Ich lach mich schlapp  


			Dieser Inhalt steht nur eingeloggten Mitgliedern zur Verfügung.
        

 .
Nichmals wegen der Werbung sondern eher wegen der Reaktionen der WoW Community die sich selbst mal wieder  in ihr "Kiddy" Klischee(?) rückt . 

Wenn ich aber schon sowas lese:


> We as a World of Warcraft community ought to be able to throw together a united front, or a blacklist of some sort on Warhammer Online ad supported sites until they are removed from WoW content.

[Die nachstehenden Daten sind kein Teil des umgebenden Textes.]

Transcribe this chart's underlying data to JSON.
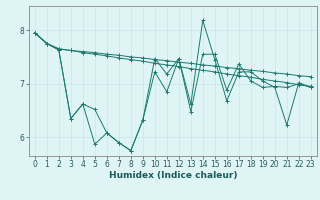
{
  "title": "",
  "xlabel": "Humidex (Indice chaleur)",
  "bg_color": "#dff5f5",
  "grid_color": "#c8e8e8",
  "line_color": "#1a7a6e",
  "spine_color": "#888888",
  "xlim": [
    -0.5,
    23.5
  ],
  "ylim": [
    5.65,
    8.45
  ],
  "yticks": [
    6,
    7,
    8
  ],
  "xticks": [
    0,
    1,
    2,
    3,
    4,
    5,
    6,
    7,
    8,
    9,
    10,
    11,
    12,
    13,
    14,
    15,
    16,
    17,
    18,
    19,
    20,
    21,
    22,
    23
  ],
  "tick_fontsize": 5.5,
  "xlabel_fontsize": 6.5,
  "series": [
    [
      7.95,
      7.75,
      7.65,
      7.62,
      7.6,
      7.58,
      7.55,
      7.53,
      7.5,
      7.48,
      7.45,
      7.43,
      7.4,
      7.38,
      7.35,
      7.33,
      7.3,
      7.28,
      7.25,
      7.23,
      7.2,
      7.18,
      7.15,
      7.13
    ],
    [
      7.95,
      7.75,
      7.65,
      7.62,
      7.58,
      7.55,
      7.52,
      7.48,
      7.45,
      7.42,
      7.38,
      7.35,
      7.32,
      7.28,
      7.25,
      7.22,
      7.18,
      7.15,
      7.12,
      7.08,
      7.05,
      7.02,
      6.98,
      6.95
    ],
    [
      7.95,
      7.75,
      7.63,
      6.35,
      6.62,
      5.87,
      6.08,
      5.9,
      5.75,
      6.32,
      7.22,
      6.85,
      7.47,
      6.62,
      8.18,
      7.45,
      6.68,
      7.22,
      7.22,
      7.05,
      6.93,
      6.23,
      7.02,
      6.93
    ],
    [
      7.95,
      7.75,
      7.63,
      6.35,
      6.62,
      6.52,
      6.08,
      5.9,
      5.75,
      6.32,
      7.47,
      7.18,
      7.47,
      6.48,
      7.55,
      7.55,
      6.88,
      7.37,
      7.05,
      6.93,
      6.95,
      6.93,
      7.0,
      6.93
    ]
  ]
}
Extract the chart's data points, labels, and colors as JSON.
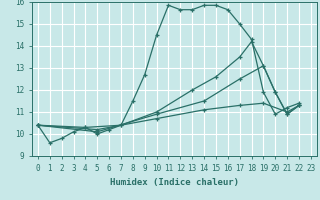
{
  "xlabel": "Humidex (Indice chaleur)",
  "xlim": [
    -0.5,
    23.5
  ],
  "ylim": [
    9,
    16
  ],
  "yticks": [
    9,
    10,
    11,
    12,
    13,
    14,
    15,
    16
  ],
  "xticks": [
    0,
    1,
    2,
    3,
    4,
    5,
    6,
    7,
    8,
    9,
    10,
    11,
    12,
    13,
    14,
    15,
    16,
    17,
    18,
    19,
    20,
    21,
    22,
    23
  ],
  "bg_color": "#c8e8e8",
  "grid_color": "#ffffff",
  "line_color": "#2a7068",
  "lines": [
    {
      "x": [
        0,
        1,
        2,
        3,
        4,
        5,
        6,
        7,
        8,
        9,
        10,
        11,
        12,
        13,
        14,
        15,
        16,
        17,
        18,
        19,
        20,
        21,
        22
      ],
      "y": [
        10.4,
        9.6,
        9.8,
        10.1,
        10.3,
        10.0,
        10.2,
        10.4,
        11.5,
        12.7,
        14.5,
        15.85,
        15.65,
        15.65,
        15.85,
        15.85,
        15.65,
        15.0,
        14.3,
        11.9,
        10.9,
        11.2,
        11.4
      ]
    },
    {
      "x": [
        0,
        4,
        7,
        10,
        13,
        15,
        17,
        18,
        19,
        20,
        21,
        22
      ],
      "y": [
        10.4,
        10.3,
        10.4,
        11.0,
        12.0,
        12.6,
        13.5,
        14.2,
        13.1,
        11.9,
        10.9,
        11.3
      ]
    },
    {
      "x": [
        0,
        5,
        10,
        14,
        17,
        19,
        20,
        21,
        22
      ],
      "y": [
        10.4,
        10.1,
        10.9,
        11.5,
        12.5,
        13.1,
        11.9,
        10.9,
        11.3
      ]
    },
    {
      "x": [
        0,
        5,
        10,
        14,
        17,
        19,
        21,
        22
      ],
      "y": [
        10.4,
        10.2,
        10.7,
        11.1,
        11.3,
        11.4,
        11.0,
        11.3
      ]
    }
  ]
}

kann ich einfach nur mit einem breiten grinsen WAR starten.


----------



## minimitmit (25. März 2009)

ZOMFG!
Das sind dann die Ober - Fanboyz^^
Aber btw nette Werbung, sieht ganz ansprechend aus.


----------



## Gimster (26. März 2009)

Mithriwan schrieb:


> Um die Frage des TE zu beantworten:
> Wenn man sich aktuelle, verzweifelte Werbeaktionen ansieht, dann ja, scheint nach Ansicht der Entwickler dem Spiel langsam die Luft auszugehen.
> Denn sowas kostet Geld, und das schmeißt man als Betrieb nicht raus, wenn man sich nicht auch Erfolg davon verspricht. Und auf solche Art WoW Spieler ködern zu wollen, nunja, lässt auf einiges an Verzweiflung schließen.
> Oder da hat jemand ne Marketingposition inne, der in seiner Ausbildung zuviel gezockt hat, WoW oder so,... ^^





Ja, diese böse böse Werbeaktion…



Ich denke das sowohl WAR als auch WoW von normalen Menschen gespielt wird, vom Arbeitslosen bis zum Rektor,  welche Werbung im Normalfall kaum kümmert, für was auch immer! (Ich spiele WAR, mein erstes MMO, bin total begeistert, wäre aber vermutlich auch auf WoW so rein gekippt…)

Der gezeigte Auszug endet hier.